Dominique Shelton Leipzig is an American attorney, author, and technology entrepreneur specializing in data privacy, cybersecurity, and artificial intelligence governance. She is the founder and CEO of Global Data Innovation. Shelton Leipzig is also the co-founder and Co-CEO of NxtWork.

==Early life and education==
Shelton Leipzig completed her undergraduate degree in International Relations and French Civilization at Brown University in 1988. While completing undergraduate studies, she also spent a year In France, studying at Lumière University Lyon 2 and Sciences Po. In 1991, she obtained her J.D. degree from Georgetown University Law Center.

==Career==
Shelton Leipzig specializes in AI governance, privacy and cybersecurity law. She has represented technology firms including Amazon (company), Microsoft, and Meta in the domain of cybersecurity laws and privacy. She is a current member of the AI Governance Center Advisory Board and the founder and CEO of Global Data Innovation. Shelton Leipzig has also trained over 50,000 professionals on privacy, AI, and cybersecurity, including Fortune 100 CEOs and board members.

During her tenure at Perkins Coie, Shelton Leipzig chaired the company's Global Data Innovation Team and co-chaired its Ad Tech Privacy & Data Management group.

In 2020, she co-founded NxtWork, a non-profit organization that aims to diversify corporate leadership by promoting women inclusion, with Christine Lawton and Jenny Kim.
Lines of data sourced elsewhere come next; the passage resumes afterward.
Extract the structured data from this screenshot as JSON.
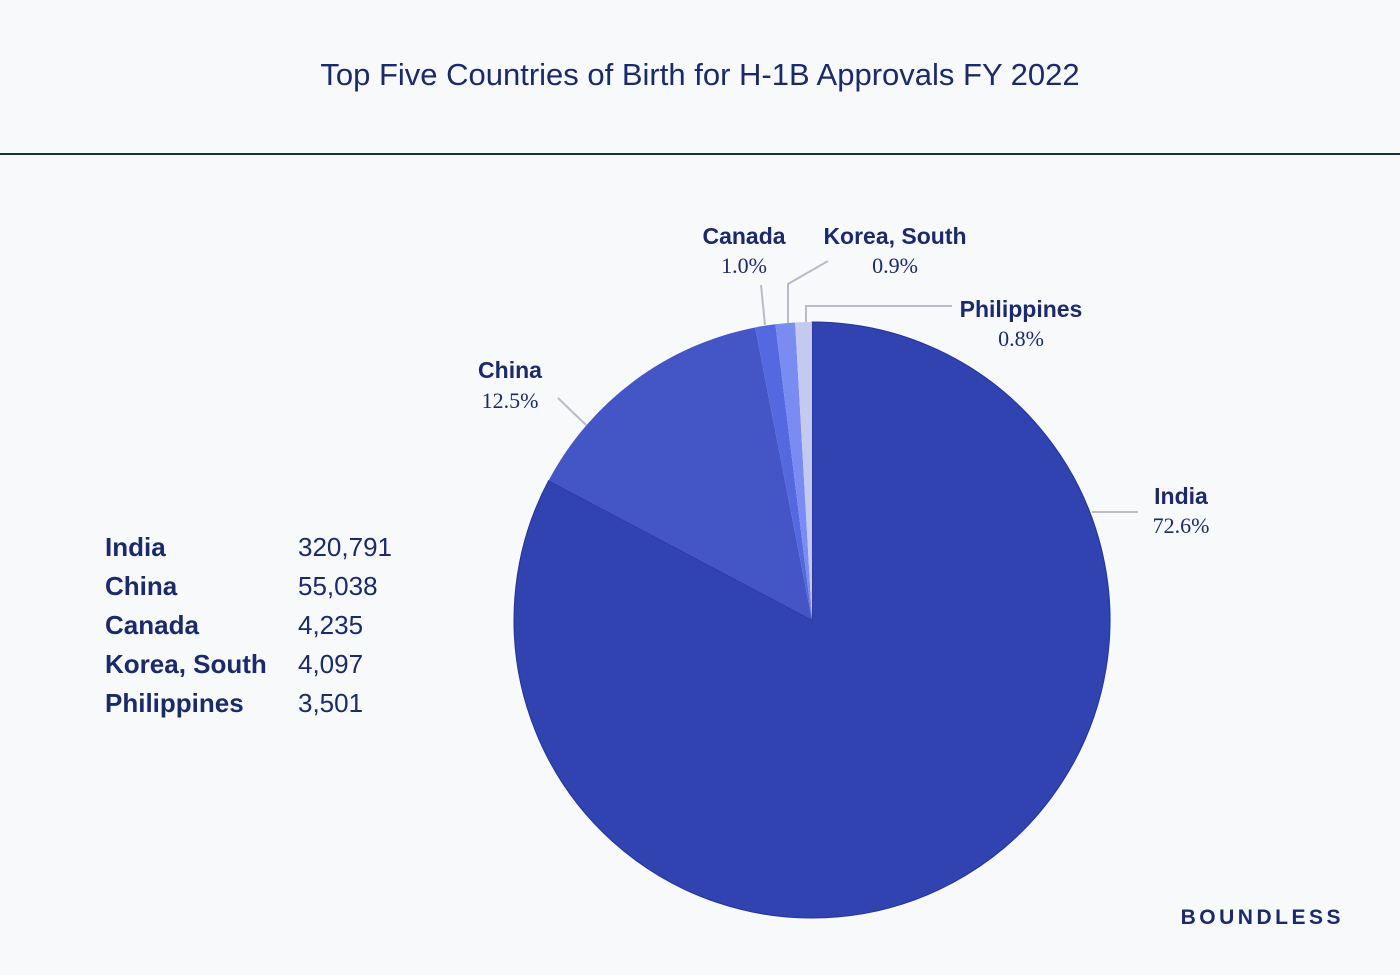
{
  "brand": "BOUNDLESS",
  "chart_data": {
    "type": "pie",
    "title": "Top Five Countries of Birth for H-1B Approvals FY 2022",
    "categories": [
      "India",
      "China",
      "Canada",
      "Korea, South",
      "Philippines"
    ],
    "values": [
      320791,
      55038,
      4235,
      4097,
      3501
    ],
    "values_display": [
      "320,791",
      "55,038",
      "4,235",
      "4,097",
      "3,501"
    ],
    "percents": [
      72.6,
      12.5,
      1.0,
      0.9,
      0.8
    ],
    "percent_labels": [
      "72.6%",
      "12.5%",
      "1.0%",
      "0.9%",
      "0.8%"
    ],
    "colors": [
      "#3143b0",
      "#4455c6",
      "#5468e0",
      "#7a8cf2",
      "#c3caee"
    ],
    "legend_placement": "left"
  }
}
In 2022, Shelton Leipzig joined Mayer Brown as a partner in the Cybersecurity & Data Privacy practice, where she headed the firm's AdTech privacy and data management team, also founding its Global Data Innovation team.

Shelton Leipzig is a recipient of two industry awards—a Global Vanguard Award (2024) and a Diversity in Privacy Award (2024) from the International Association of Privacy Professionals (IAPP).
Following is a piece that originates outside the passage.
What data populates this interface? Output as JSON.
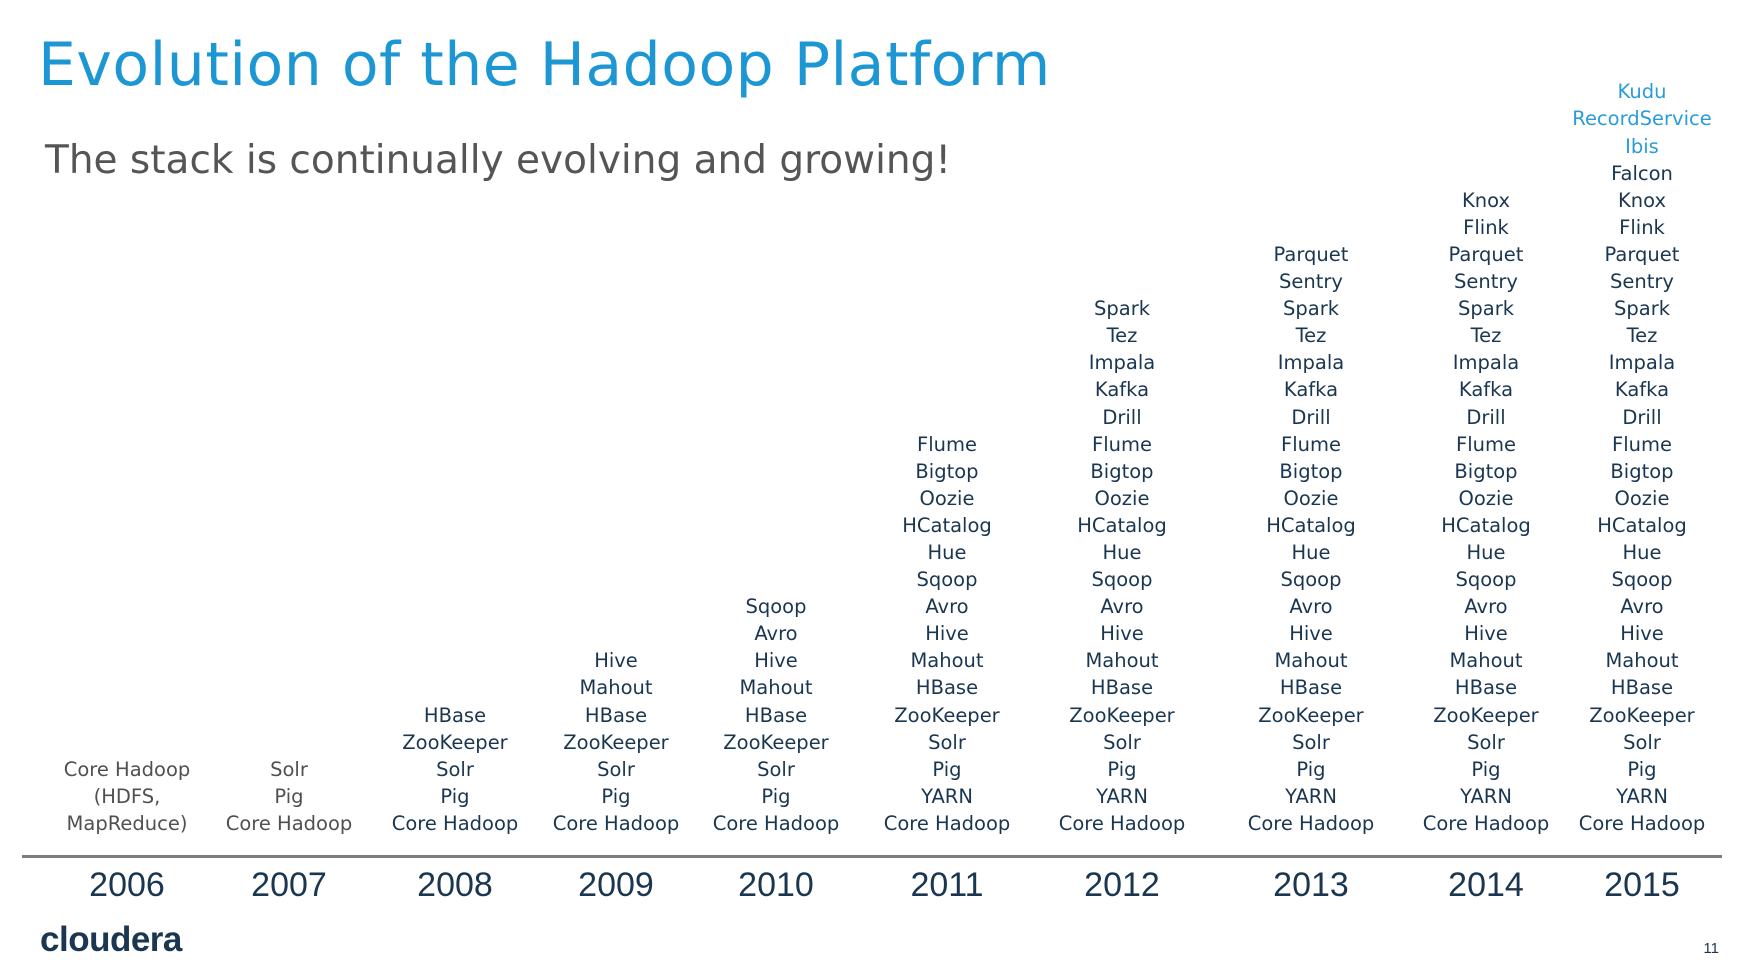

===Global Data Innovation===
Shelton Leipzig is the founder and CEO of Global Data Innovation, a legal advisory firm that coaches CEOs and board members on how to address the challenges in the fields of digital transformation and data governance. In 2023, she founded the Digital Trust Summit, which was held at Watson Institute for International and Public Affairs. In 2024, the organization held its second annual Digital Trust Summit at Brown University. The speakers included Brian Moynihan, Lesley Stahl, Senator Amy Klobuchar, Senator Jack Reed, Amandeep Gill, Aldo Carrascoso, and others.

==Notable cases==
- In 2014, she represented The Aaron's Company in defending a privacy investigation by the California Attorney General.
- In 2016, Shelton Leipzig represented Wendy's in managing a data breach and defending against subsequent litigation.
- In 2020, she represented the CEO of the California Chamber of Commerce in a six-week negotiation with Alastair Mactaggart, a proponent of the California Consumer Privacy Act (CCPA), which led to the implementation of the California Privacy Rights Act (CPRA).
- She advised Meta Platforms and Microsoft, advising on how to comply with regulations like General Data Protection Regulation (GDPR) and CCPA.

==Selected publications==

===Books===
- Shelton Leipzig, Dominique (2023). "Trust.: Responsible AI, Innovation, Privacy and Data Leadership"
- Shelton Leipzig, Dominique (2019). "Transform: Data as a Pre-tangible Asset for a Post-data World (The Leader's Playbook)"
- Shelton Leipzig, Dominique (2020). "Implementing the CCPA: A Guide for Global Business"

===Notable op-eds===
Dominique Shelton Leipzig has written on critical market and policy developments in publications such as the Financial Times and Barron's. In September 2020, she authored an op-ed urging the US to capitalize on opportunities to end the standoff over international data-sharing, highlighting how enhanced clarity on data regulations could spur global economic growth. In a more recent piece, Leipzig discussed the addition of DoorDash, Williams-Sonoma, and TKO stock to the S&P 500, illustrating the dynamic shifts in market indices and their broader economic impact.